Toujours est-il que nous sommes dans une cité endormie, où le soleil est noir et l’avenir bouché. Les gamins oscillent et traînent leur misère sans lendemain, icônes faciles de nos malaises contemporains. Enfin ces âmes en peine aux épaules rentrées se réunissent sur scène pour un dernier élan, propulsées par l’énergie vitale d’une batterie. Slam en position christique, vague communion, drapeau et espoir en berne à l’arrière-plan.

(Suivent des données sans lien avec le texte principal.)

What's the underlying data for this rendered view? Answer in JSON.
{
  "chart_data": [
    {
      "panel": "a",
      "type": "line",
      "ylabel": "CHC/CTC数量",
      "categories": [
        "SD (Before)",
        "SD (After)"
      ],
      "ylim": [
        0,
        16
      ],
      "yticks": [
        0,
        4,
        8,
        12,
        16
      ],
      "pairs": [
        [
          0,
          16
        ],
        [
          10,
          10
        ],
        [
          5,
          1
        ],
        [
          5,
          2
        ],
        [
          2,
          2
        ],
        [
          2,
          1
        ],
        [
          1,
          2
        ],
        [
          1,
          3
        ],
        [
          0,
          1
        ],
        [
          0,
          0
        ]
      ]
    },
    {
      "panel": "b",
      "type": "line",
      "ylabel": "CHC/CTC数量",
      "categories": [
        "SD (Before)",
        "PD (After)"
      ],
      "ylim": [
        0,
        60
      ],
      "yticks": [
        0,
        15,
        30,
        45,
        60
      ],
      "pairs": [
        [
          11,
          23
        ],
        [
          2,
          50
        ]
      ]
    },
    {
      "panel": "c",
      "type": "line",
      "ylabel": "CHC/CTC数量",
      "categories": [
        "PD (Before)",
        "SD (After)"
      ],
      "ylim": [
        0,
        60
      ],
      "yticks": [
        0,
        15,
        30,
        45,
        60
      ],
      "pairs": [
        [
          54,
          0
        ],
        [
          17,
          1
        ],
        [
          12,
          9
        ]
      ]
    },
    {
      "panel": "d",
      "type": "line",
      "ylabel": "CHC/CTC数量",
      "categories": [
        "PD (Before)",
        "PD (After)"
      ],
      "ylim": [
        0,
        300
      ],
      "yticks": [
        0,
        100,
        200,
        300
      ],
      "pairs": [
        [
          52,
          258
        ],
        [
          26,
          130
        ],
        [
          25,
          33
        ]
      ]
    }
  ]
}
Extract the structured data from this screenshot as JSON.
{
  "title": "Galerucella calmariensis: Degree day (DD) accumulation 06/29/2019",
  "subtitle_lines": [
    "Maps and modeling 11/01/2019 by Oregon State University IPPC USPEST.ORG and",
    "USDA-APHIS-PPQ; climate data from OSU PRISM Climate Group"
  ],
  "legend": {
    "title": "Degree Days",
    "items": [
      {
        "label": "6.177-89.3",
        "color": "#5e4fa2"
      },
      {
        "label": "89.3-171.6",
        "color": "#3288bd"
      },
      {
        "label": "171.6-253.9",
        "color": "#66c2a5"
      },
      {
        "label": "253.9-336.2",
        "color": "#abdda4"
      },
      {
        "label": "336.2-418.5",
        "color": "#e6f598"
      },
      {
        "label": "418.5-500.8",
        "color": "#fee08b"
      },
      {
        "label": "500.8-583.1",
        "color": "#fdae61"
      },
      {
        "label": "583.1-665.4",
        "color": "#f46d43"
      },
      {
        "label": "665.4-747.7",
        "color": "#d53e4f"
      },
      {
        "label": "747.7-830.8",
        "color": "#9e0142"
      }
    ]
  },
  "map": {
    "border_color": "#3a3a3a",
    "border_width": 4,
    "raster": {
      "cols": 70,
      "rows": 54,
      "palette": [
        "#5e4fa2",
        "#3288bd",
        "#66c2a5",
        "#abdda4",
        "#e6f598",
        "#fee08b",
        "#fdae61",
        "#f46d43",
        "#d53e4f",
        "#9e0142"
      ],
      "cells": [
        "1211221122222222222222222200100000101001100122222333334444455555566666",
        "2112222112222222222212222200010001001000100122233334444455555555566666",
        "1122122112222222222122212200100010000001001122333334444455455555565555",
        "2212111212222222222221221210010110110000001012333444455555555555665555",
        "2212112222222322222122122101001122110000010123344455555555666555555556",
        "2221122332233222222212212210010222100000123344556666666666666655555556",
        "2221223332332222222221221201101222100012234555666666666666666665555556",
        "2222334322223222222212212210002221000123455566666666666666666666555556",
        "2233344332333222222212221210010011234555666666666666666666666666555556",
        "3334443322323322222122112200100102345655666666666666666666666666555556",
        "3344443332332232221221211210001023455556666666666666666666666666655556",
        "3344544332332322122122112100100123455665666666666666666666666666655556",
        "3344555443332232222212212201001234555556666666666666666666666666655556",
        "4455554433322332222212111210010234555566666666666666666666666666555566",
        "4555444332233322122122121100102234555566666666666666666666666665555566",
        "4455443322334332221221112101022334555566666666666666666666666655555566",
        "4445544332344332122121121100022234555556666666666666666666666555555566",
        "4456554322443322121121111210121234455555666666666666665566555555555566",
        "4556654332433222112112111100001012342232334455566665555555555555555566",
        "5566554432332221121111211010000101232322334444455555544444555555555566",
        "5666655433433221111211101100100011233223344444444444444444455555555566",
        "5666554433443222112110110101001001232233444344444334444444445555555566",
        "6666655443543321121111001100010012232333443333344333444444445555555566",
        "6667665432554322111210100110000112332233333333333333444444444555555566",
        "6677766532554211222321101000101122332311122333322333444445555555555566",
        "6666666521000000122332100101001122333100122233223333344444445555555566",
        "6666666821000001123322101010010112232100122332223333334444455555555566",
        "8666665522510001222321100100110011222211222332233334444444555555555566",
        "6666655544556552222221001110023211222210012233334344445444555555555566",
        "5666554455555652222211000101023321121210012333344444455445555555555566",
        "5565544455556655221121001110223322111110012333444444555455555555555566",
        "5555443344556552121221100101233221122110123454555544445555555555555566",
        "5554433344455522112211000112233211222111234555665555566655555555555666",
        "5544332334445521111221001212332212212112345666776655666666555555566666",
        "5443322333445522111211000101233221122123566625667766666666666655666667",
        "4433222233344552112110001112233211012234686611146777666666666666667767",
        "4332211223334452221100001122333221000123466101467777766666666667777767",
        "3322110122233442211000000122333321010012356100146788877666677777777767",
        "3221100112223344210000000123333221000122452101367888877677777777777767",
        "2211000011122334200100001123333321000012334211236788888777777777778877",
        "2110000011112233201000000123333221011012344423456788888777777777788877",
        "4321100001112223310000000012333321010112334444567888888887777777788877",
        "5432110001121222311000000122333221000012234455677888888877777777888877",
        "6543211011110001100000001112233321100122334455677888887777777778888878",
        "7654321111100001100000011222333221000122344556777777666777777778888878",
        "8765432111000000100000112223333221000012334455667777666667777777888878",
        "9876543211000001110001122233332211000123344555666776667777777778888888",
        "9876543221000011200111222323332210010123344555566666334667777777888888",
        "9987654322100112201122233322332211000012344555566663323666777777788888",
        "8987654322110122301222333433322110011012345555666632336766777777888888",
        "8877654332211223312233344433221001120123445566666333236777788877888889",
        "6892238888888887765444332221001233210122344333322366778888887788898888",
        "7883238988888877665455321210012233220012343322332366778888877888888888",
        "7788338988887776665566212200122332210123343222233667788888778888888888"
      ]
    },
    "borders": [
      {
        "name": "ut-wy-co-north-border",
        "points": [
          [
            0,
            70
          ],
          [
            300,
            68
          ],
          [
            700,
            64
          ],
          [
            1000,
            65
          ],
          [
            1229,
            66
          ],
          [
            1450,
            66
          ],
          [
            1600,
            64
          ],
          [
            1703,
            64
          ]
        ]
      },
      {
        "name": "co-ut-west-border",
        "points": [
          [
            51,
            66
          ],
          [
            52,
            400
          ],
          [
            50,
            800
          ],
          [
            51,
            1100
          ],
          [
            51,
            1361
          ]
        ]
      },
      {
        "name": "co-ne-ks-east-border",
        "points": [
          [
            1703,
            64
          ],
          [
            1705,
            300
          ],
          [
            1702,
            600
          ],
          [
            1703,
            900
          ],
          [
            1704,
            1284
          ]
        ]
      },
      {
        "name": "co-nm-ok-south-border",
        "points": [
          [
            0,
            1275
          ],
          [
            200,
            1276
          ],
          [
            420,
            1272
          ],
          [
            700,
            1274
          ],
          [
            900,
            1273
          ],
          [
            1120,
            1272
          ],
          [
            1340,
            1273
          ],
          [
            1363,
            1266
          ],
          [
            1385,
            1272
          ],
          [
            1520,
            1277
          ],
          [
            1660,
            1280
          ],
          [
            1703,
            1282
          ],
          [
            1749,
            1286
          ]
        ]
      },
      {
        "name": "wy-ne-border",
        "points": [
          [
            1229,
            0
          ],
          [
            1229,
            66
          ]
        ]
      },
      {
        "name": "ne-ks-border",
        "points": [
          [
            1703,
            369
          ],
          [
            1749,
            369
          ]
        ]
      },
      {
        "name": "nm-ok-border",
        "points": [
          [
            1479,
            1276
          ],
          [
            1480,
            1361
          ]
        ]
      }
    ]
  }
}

Ça grince… Car Anne Imhof dit s’être intéressée aux mouvements de révoltes, Black Lives Matter et consorts, mais également, comme elle le dévoilait dans un entretien au “Monde”, « à la bande des artistes communards, à Courbet, Manet, Rimbaud. » Mais où est la rage ? Où est la politique ? Où est le grand incendie des esprits ? Si notre besoin de consolation est impossible à rassasier, notre envie d’autre chose doit l’être aussi ; mais pas de faim ni de soif ici.

Ces Natures Mortes semblent alors symptomatiques d’un état des lieux et d’une mentalité à combattre – une vision du monde dévitalisée, désenchantée, qui n’offrent ni de survoler des gouffres métaphysiques ni d’affronter des tourments crépusculaires en les sublimant, mais nous conduit plutôt à une indifférence atone.  Et, réifiés par l’institution, les symboles de la contre-culture techno – dont vient Anne Imhof, mais tout cela révèle le tragique de la réussite en pleine lumière  – perdent alors toute leur charge politique, et s’affichent inertes : le drapeau antifa n’est plus agité par aucun vent d’Est, certes, mais nous devons rester dans l’attente de quelque brise, pour souffler sur quelques braises.